Por motivos de economia de caracteres, racismo e injúria racial neste artigo serão tratados como se a mesma coisa fossem. Mesmo reconhecendo que há uma definição distinta para cada um, ambos possuem a mesma natureza e motivação: a ideia de superioridade racial. Dizer que o racismo é uma eterna pedra no sapato da sociedade brasileira seria subestimar a complexidade e extensão de um problema que traz conflitos sociais desde o período colonial. Na verdade, o racismo para nós está mais próximo de um grande elefante vivendo na sala.

Dados e estatísticas nos mostram como ainda estamos longe de uma resolução do problema, mesmo após a promulgação da Constituição Cidadã. Ainda que devidamente reconhecendo que a legislação brasileira, ao longo dos anos, tentou tratar do racismo e da tutela de vidas negras, produzindo leis históricas como a do Ventre Livre (1871), a Lei Áurea (1888), a Lei 7.716/1989 (ou Lei Caó, que definiu os crimes de raça ou cor), assim como também os artigos da própria Constituição que objetivam a promoção da igualdade racial (artigo 3º, IV). Mas ainda há de ser criada uma norma própria para o racismo praticado na internet.

Quando falamos sobre racismo, a ideia principal que vem à mente é a do crime com discurso de ódio, ofensas pessoais e agressões físicas, em que um indivíduo (ou grupo) grita, vocifera e esbraveja diante de um ou mais ofendidos. Ou, por definição legislativa (artigo 140, § 3º, do Código Penal), um indivíduo tem sua dignidade ou decoro ofendidos devido a uma ofensa baseada em sua cor, raça, etnia, religião ou condição física. Independentemente da definição, motivação ou ambiente em que o crime é consumado, a ideia permanente na consciência coletiva é a de que o racismo acontece pessoalmente, com ofensor e ofendido se encarando, frente a frente. Porém, com o advento da tecnologia e sua onisciência em todas as camadas de nossas vidas (em que 79,9% da população brasileira têm acesso à internet [1]), ela se tornou o campo de atuação perfeito para que o crime ocorra. O racismo praticado na internet (e por internet entende-se todo ambiente online onde exista interação entre pessoas, incluindo jogos, fóruns, redes sociais ou blogs) é algo que pode ser testemunhado por qualquer pessoa hoje em dia, quando observamos como a ideia de superioridade racial atravessa barreiras e se consuma em apenas um clique.

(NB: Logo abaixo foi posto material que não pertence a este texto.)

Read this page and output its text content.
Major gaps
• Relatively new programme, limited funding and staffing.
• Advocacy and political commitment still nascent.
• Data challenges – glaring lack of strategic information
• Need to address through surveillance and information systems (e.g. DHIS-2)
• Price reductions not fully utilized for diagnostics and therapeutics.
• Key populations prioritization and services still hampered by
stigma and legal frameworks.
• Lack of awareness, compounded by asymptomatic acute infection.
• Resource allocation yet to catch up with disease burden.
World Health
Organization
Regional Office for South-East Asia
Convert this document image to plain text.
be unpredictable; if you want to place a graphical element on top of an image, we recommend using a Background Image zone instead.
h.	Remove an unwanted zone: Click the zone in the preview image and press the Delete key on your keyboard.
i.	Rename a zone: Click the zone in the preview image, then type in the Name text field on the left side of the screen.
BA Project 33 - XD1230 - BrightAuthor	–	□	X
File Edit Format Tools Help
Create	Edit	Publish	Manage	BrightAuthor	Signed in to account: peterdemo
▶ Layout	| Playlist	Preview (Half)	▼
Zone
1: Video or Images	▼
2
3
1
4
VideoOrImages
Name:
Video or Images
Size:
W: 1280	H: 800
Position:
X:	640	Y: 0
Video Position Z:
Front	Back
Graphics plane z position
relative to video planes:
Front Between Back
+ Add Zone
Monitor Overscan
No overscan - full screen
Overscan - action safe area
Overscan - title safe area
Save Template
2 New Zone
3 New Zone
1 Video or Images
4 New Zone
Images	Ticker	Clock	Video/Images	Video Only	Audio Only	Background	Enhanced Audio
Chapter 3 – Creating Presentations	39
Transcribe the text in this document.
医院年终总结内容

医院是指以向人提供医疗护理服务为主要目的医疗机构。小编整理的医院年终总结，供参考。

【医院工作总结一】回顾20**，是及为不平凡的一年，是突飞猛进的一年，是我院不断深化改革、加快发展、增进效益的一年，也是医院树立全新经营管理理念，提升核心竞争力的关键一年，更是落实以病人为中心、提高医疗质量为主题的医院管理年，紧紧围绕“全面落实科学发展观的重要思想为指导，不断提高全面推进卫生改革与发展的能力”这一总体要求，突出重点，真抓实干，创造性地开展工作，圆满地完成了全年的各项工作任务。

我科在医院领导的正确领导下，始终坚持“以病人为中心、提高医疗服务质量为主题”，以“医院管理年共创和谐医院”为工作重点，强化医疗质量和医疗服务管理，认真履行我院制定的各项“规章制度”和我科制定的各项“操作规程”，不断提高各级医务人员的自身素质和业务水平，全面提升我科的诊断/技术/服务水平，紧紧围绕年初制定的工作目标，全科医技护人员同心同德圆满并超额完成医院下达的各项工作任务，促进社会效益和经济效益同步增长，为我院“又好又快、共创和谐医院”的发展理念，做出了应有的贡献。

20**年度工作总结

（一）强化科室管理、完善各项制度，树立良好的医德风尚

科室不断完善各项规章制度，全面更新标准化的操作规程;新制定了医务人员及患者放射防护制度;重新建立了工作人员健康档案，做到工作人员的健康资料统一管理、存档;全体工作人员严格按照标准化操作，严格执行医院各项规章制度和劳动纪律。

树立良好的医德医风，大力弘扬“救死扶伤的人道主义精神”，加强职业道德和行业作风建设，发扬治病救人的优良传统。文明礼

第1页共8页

Para ilustrar o elefante na sala, somente no ano de 2019 a Safernet Brasil recebeu 8.337 denúncias de racismo na internet [2]. O dado sozinho pode não demonstrar a amplitude e extensão dos crimes de ódio que ocorrem em ambientes virtuais, mas nos dá uma boa ideia do quão presente o racismo é na internet, pois 8.337 denúncias são aproximadamente 23 denúncias por dia, quase uma por hora, o que significa que existem mais crimes de racismo online do que tráfico de pessoas (509 denúncias), intolerância religiosa (1.084 denúncias), maus tratos contra animais (1.142 denúncias) e neonazismo (4.244) somados. E, para pintar de branco este grande elefante, em relação a 2018,os crimes de racismo na internet tiveram um aumento de 37,71% [3].

Ao nos depararmos com esses dados surgem as perguntas preliminares: por que e como esse tipo de crime se propaga em ambientes virtuais? Por que continuamos assistindo a um aumento significativo dessa prática, inclusive após a promulgação do Marco Civil da Internet, em 2014?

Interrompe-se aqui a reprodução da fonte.